Frankfurt, Germany: Zero carbon emissions by 2050
Much like Munich, Frankfurt am Main is pushing an ambitious carbon reduction goal within a nation that is more committed than most to a truly low carbon economy. As the whole of Germany pursues its “energiewende” (energy transition) policies, Frankfurt is aiming for a staggering 100 percent reduction in carbon emissions by 2050 at the latest. And there has already been significant progress with reductions in energy consumption achieved, despite significant growth in the city’s economy:
Frankfurt on Main founded one of the first municipal energy and climate protection agencies, which has been promoting a comprehensive energy management scheme since 1985. The city is a member of Energie Cities und Eurocities, has conducted a wide range of projects at the European level, and is a member of the Covenant of Mayors. Frankfurt updates its energy and carbon footprint annually, with the goal being a 100 percent reduction of carbon emissions by 2050. Already, emissions have been reduced by 15 percent since 1990 even though the economy has grown by more than 50 percent – and office floor area by more than 80 percent.
San Jose, California
With its position in the heart of Silicon Valley, it’s no surprise that San Jose is positioning itself to lead on matters of technological innovation. Part of that positioning is a goal of achieving 100 percent renewable electricity by 2022. Part of the city’s push has been to reduce red tape associated with installing solar power. Here’s more from Go 100% Renewable Energy:
Helping to show they mean it, the city is one of the few in the U.S. to have eliminated a building permit requirement for residential rooftop solar, breaking down a big barrier to solar PV uptake. San Jose also plans to install solar on its municipal facilities, support technology innovation, and help create bulk power purchasing arrangements. Additionally, the city aims to support power purchase agreements that allow businesses and residents to sell solar power they generate to utilities.

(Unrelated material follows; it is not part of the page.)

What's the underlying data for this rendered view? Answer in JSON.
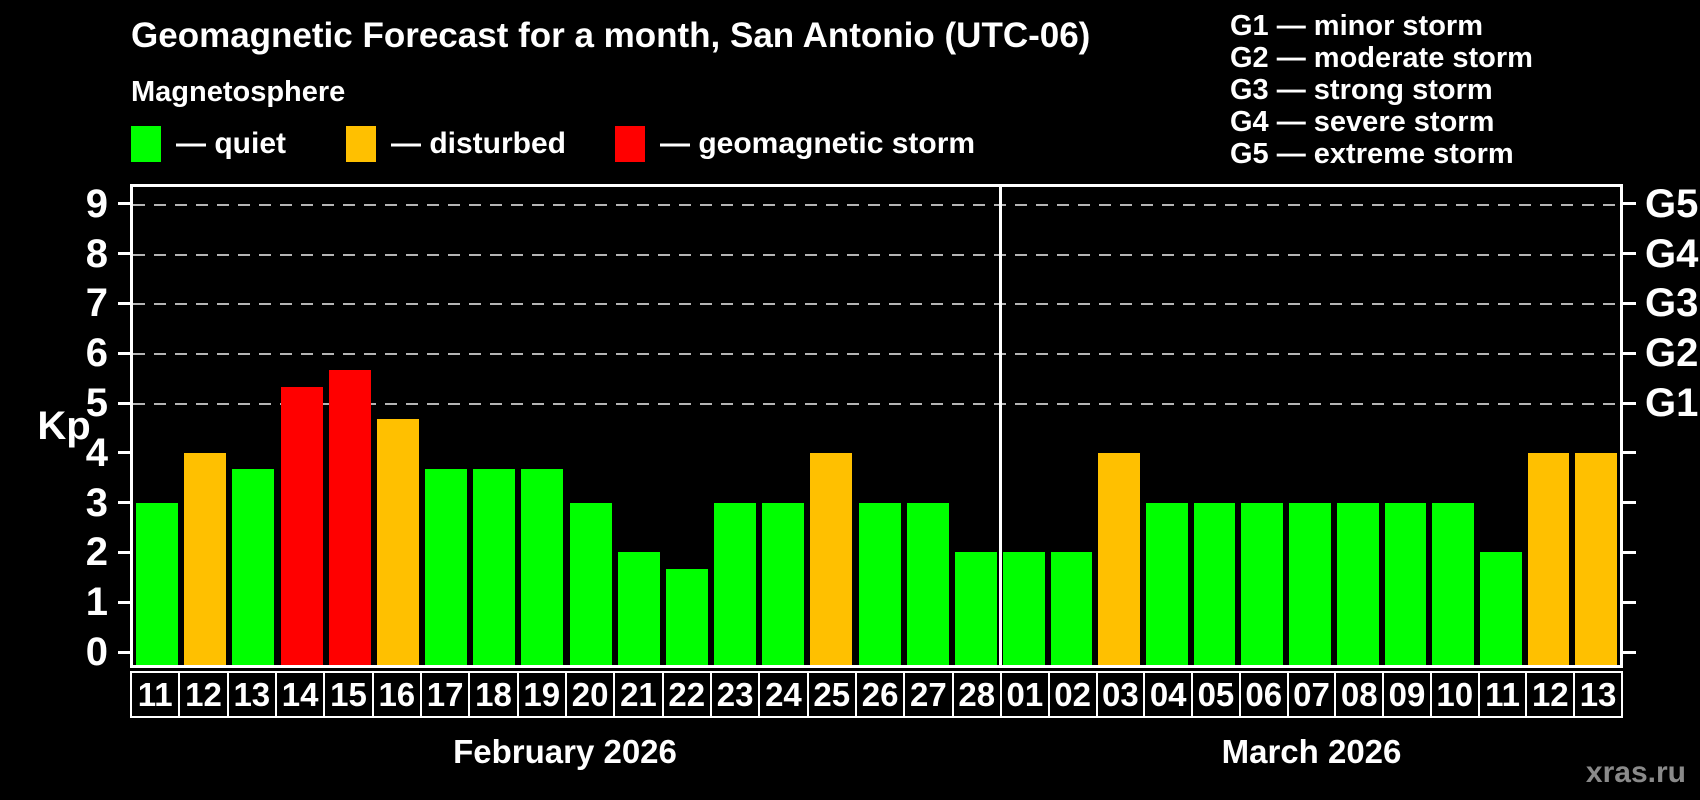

San Francisco, California: 100 percent renewable electricity by 2020
And finally, San Francisco is also pushing the envelope too. The Mayor’s Renewable Energy Task Force was established in January 2011 to develop recommendations to help meet this goal within 10 years. And again, significant progress is being made. According to a 2012 recommendations report, the goal was both entirely achievable and already well underway:
San Francisco’s electricity supply is already 41% renewable, due to a completely renewable municipal power supply from the San Francisco Public Utilities Commission’s (SFPUC) hydroelectric, solar, and biogas facilities, and a state renewable portfolio standard (RPS) that required most utilities and electricity service providers to meet 20% of their electricity demand with eligible renewable resources by 2010, increasing to 33% by 2020. Pacific Gas and Electric (PG&E), which provides most of the power for San Francisco residents and businesses, is on track to meet the 20% requirement by 2013, with a 2010 supply mix that included 15.9% RPS-eligible resources and another 15.6% from large hydroelectric sources.
And many, many more…
These cities and communities already make up an impressive list and, collectively, represent millions and millions of global citizens whose environmental footprint will be greatly reduced as their goals are achieved. But they are just a few among many. And as grassroots efforts to push more cities into action gear up, we may see cities overtaking nation states as the primary driver for a clean energy economy. Add that to the cities and communities divesting from fossil fuels and the picture really starts to get interesting.